The Tiberio Cerasuolo d’Abruzzo is different. This dark style, made entirely from the montepulciano grape, is traditional in the Abruzzo region. Like the Arnot-Roberts, the juice is macerated with the skins until it achieves the desired cherry red color. As with the other two, the malolactic fermentation is blocked.

The wine is fresh and lively, energetic and dry, with tangy, stony, floral flavors and a touch of salinity. It has complexity and character, and is simply lovely. While the other two might go best with relatively delicate dishes, this is definitely a food wine and would go well with a wide range, including lamb, as Martina Mirandola Mullen of New York suggested.

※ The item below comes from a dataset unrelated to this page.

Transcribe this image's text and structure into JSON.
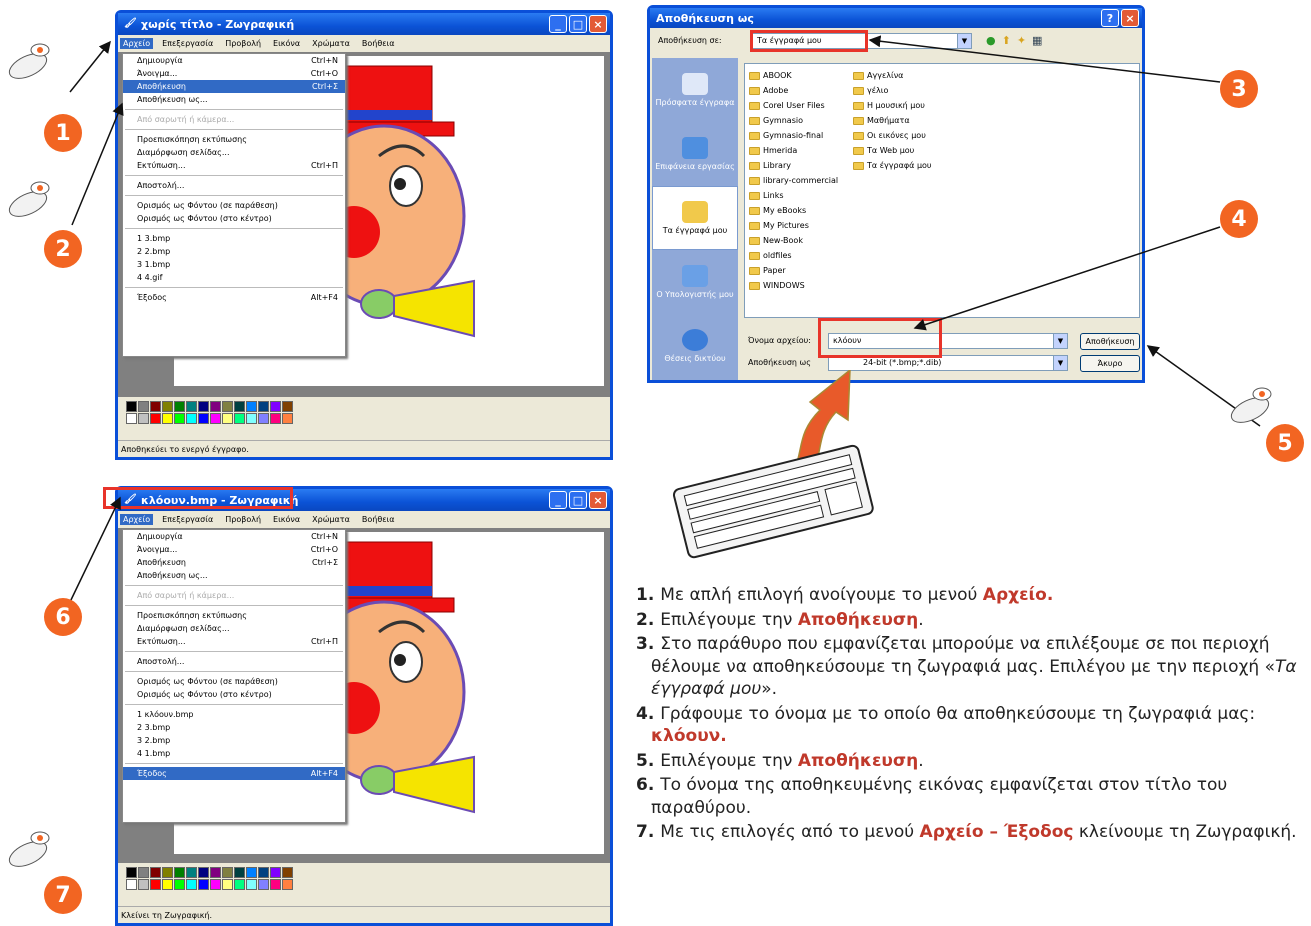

Paradoxically, grouping these wines by vinification technique, as Ms. Gabay suggested, would put the Arnot-Roberts and the Tiberio together. These two very different-looking and -tasting wines both achieved their colors through maceration.

The Wölffer, which resembled the Arnot-Roberts, would be in a separate category. For now, I think, I’ll stick to calling them all rosés.

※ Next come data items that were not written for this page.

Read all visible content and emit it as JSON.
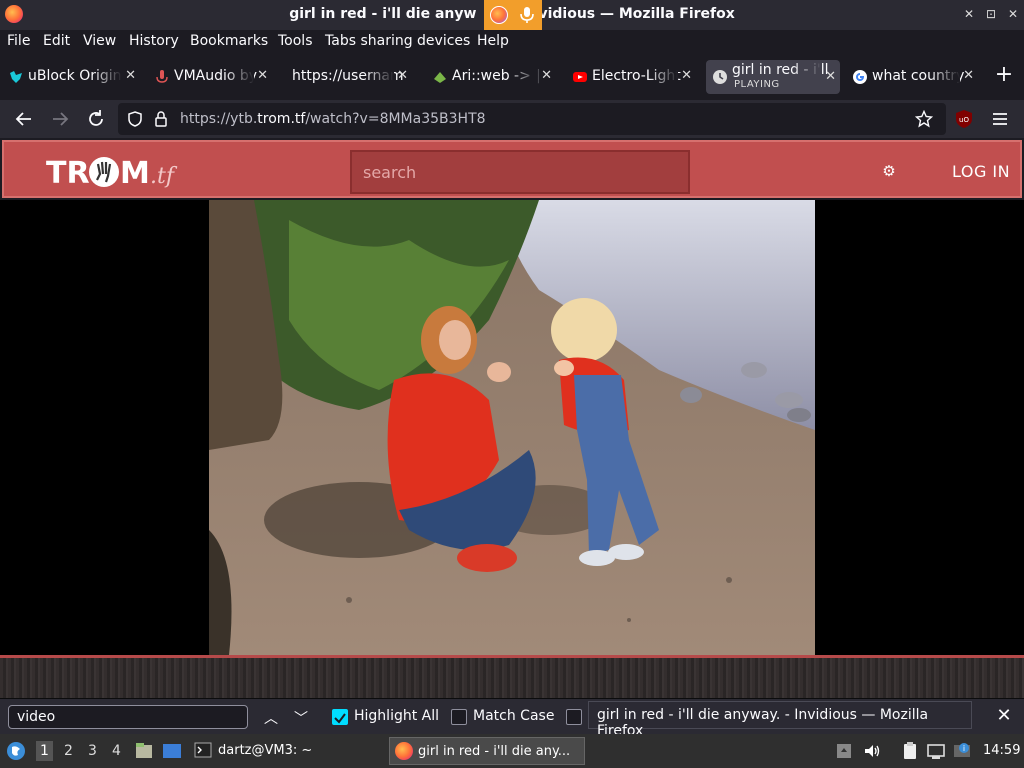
{
  "window": {
    "title": "girl in red - i'll die anyway. - Invidious — Mozilla Firefox",
    "title_left": "girl in red - i'll die anyw",
    "title_right": "vidious — Mozilla Firefox"
  },
  "menu": [
    "File",
    "Edit",
    "View",
    "History",
    "Bookmarks",
    "Tools",
    "Tabs sharing devices",
    "Help"
  ],
  "tabs": [
    {
      "label": "uBlock Origin",
      "active": false
    },
    {
      "label": "VMAudio by",
      "active": false
    },
    {
      "label": "https://usernam",
      "active": false
    },
    {
      "label": "Ari::web -> |",
      "active": false
    },
    {
      "label": "Electro-Light",
      "active": false
    },
    {
      "label": "girl in red - i'll",
      "sub": "PLAYING",
      "active": true
    },
    {
      "label": "what country",
      "active": false
    }
  ],
  "urlbar": {
    "prefix": "https://ytb.",
    "domain": "trom.tf",
    "suffix": "/watch?v=8MMa35B3HT8"
  },
  "site": {
    "logo": "TROM.tf",
    "search_placeholder": "search",
    "login": "LOG IN"
  },
  "findbar": {
    "value": "video",
    "highlight_all": "Highlight All",
    "match_case": "Match Case",
    "highlight_checked": true,
    "match_checked": false
  },
  "tooltip": "girl in red - i'll die anyway. - Invidious — Mozilla Firefox",
  "taskbar": {
    "workspaces": [
      "1",
      "2",
      "3",
      "4"
    ],
    "terminal": "dartz@VM3: ~",
    "firefox_window": "girl in red - i'll die any...",
    "clock": "14:59"
  },
  "colors": {
    "site_accent": "#c14f4f",
    "firefox_bg": "#1c1b22",
    "toolbar_bg": "#2b2a33",
    "checkbox_on": "#00ddff"
  }
}
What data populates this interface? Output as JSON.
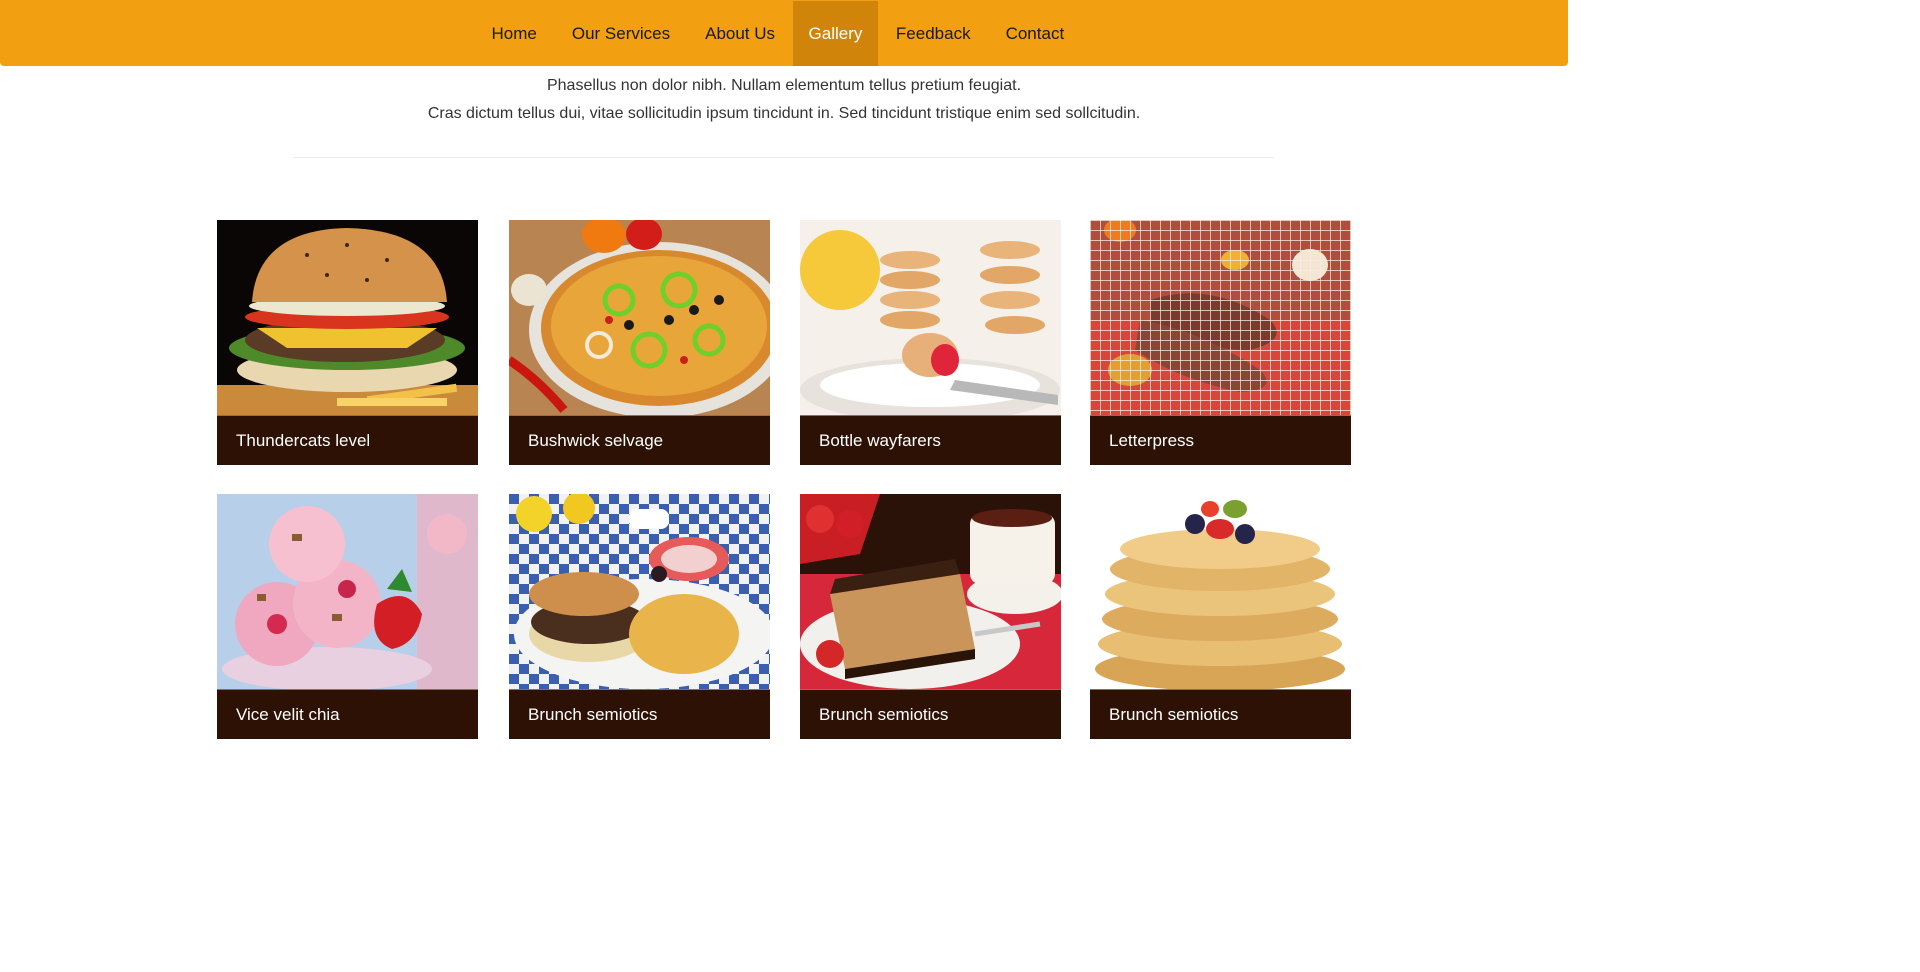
{
  "nav": {
    "items": [
      {
        "label": "Home"
      },
      {
        "label": "Our Services"
      },
      {
        "label": "About Us"
      },
      {
        "label": "Gallery"
      },
      {
        "label": "Feedback"
      },
      {
        "label": "Contact"
      }
    ],
    "active": "Gallery"
  },
  "intro": {
    "line1": "Phasellus non dolor nibh. Nullam elementum tellus pretium feugiat.",
    "line2": "Cras dictum tellus dui, vitae sollicitudin ipsum tincidunt in. Sed tincidunt tristique enim sed sollcitudin."
  },
  "gallery": {
    "items": [
      {
        "caption": "Thundercats level"
      },
      {
        "caption": "Bushwick selvage"
      },
      {
        "caption": "Bottle wayfarers"
      },
      {
        "caption": "Letterpress"
      },
      {
        "caption": "Vice velit chia"
      },
      {
        "caption": "Brunch semiotics"
      },
      {
        "caption": "Brunch semiotics"
      },
      {
        "caption": "Brunch semiotics"
      }
    ]
  },
  "colors": {
    "nav_bg": "#f39f12",
    "nav_active_bg": "#d08409",
    "caption_bg": "#2e1105"
  }
}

Reaction to the rosés was quite mixed. Martin Schappeit of Forest, Va., made a salade niçoise and paired it with the Wölffer, which he said, “joined the party like a fruit cocktail in an orange swimsuit” — not a compliment. Houston of New York, on the other hand, described the Wölffer as “perfectly delicious on a hot day in the city.”

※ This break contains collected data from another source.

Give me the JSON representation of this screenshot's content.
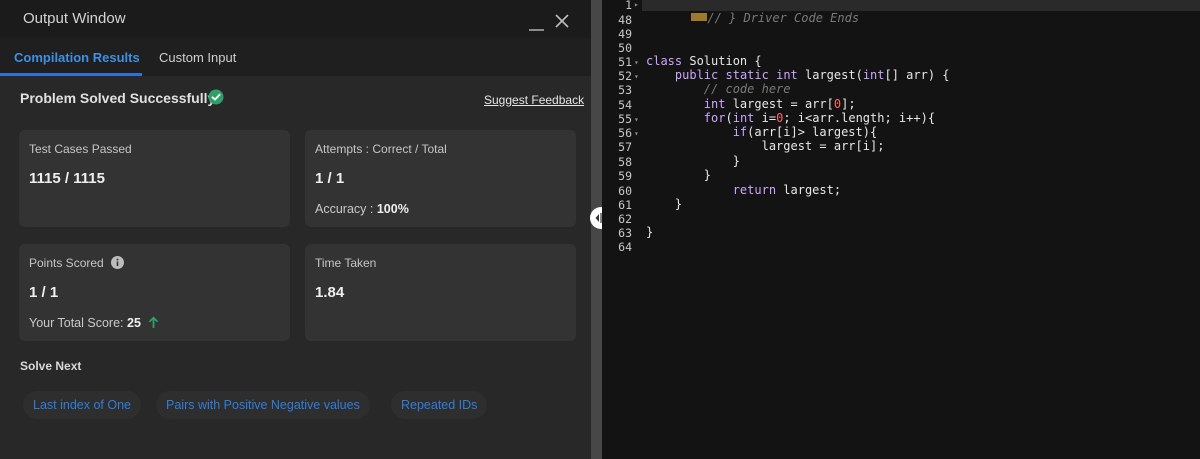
{
  "output_window": {
    "title": "Output Window",
    "tabs": [
      {
        "label": "Compilation Results",
        "active": true
      },
      {
        "label": "Custom Input",
        "active": false
      }
    ],
    "status": "Problem Solved Successfully",
    "feedback_link": "Suggest Feedback",
    "cards": {
      "test_cases": {
        "label": "Test Cases Passed",
        "value": "1115 / 1115"
      },
      "attempts": {
        "label": "Attempts : Correct / Total",
        "value": "1 / 1",
        "sub_label": "Accuracy :",
        "sub_value": "100%"
      },
      "points": {
        "label": "Points Scored",
        "value": "1 / 1",
        "sub_label": "Your Total Score:",
        "sub_value": "25"
      },
      "time": {
        "label": "Time Taken",
        "value": "1.84"
      }
    },
    "solve_next_heading": "Solve Next",
    "solve_next": [
      "Last index of One",
      "Pairs with Positive Negative values",
      "Repeated IDs"
    ]
  },
  "editor": {
    "line_numbers": [
      "1",
      "48",
      "49",
      "50",
      "51",
      "52",
      "53",
      "54",
      "55",
      "56",
      "57",
      "58",
      "59",
      "60",
      "61",
      "62",
      "63",
      "64"
    ],
    "first_line_comment": "// } Driver Code Ends",
    "code_lines": [
      "",
      "",
      "",
      "class Solution {",
      "    public static int largest(int[] arr) {",
      "        // code here",
      "        int largest = arr[0];",
      "        for(int i=0; i<arr.length; i++){",
      "            if(arr[i]> largest){",
      "                largest = arr[i];",
      "            }",
      "        }",
      "            return largest;",
      "    }",
      "",
      "}",
      ""
    ]
  },
  "colors": {
    "accent_blue": "#2f7ddb",
    "success_green": "#2e9e6b"
  }
}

Almost everybody who tried the Tiberio loved it. Ferguson of Princeton was one of several people who pointed out that the Wölffer and the Arnot-Roberts were quite different despite their similar appearance.

I had asked readers whether rosé by its nature was a lesser wine. This question seemed to puzzle people. Dan Barron of New York compared it to asking whether “a yogi was less than a boxer.”

I asked the question because rosé has a long history of being demeaned. Houston of New York actually concluded that rosé was a lesser wine because it lacked some of the hallmarks of great wines. I personally believe that every style of wine, including rosé, has an occasion for which it’s the best choice. These three wines would require three different occasions.

But several readers tried to answer this question not having tasted the three wines or possibly any good rosés ever. This did not stop them from drawing conclusions.

“Rosé is not a thing, it’s like Pabst Blue Ribbon in Southern France or Corona beer in Mexico,” Zika of 10K Lakes wrote. “No one drinks it here or there. Ignore it and wait for the next thing.”

PM of MidSouth echoed the sentiment: “There is no earthly reason to choose rosé.”

Maybe it’s simply the combative times we live in. Or perhaps offering an opinion as a statement of fact reflects a deeper strain of American culture.

Back in 1980, a smart man who happened to be my uncle, the author Isaac Asimov, reflected on anti-intellectualism in American life, which he said was “nurtured by the false notion that democracy means that ‘my ignorance is just as good as your knowledge.’”

We’re here at Wine School not to argue but to learn. With wine, there’s only one way to do that: pour and drink.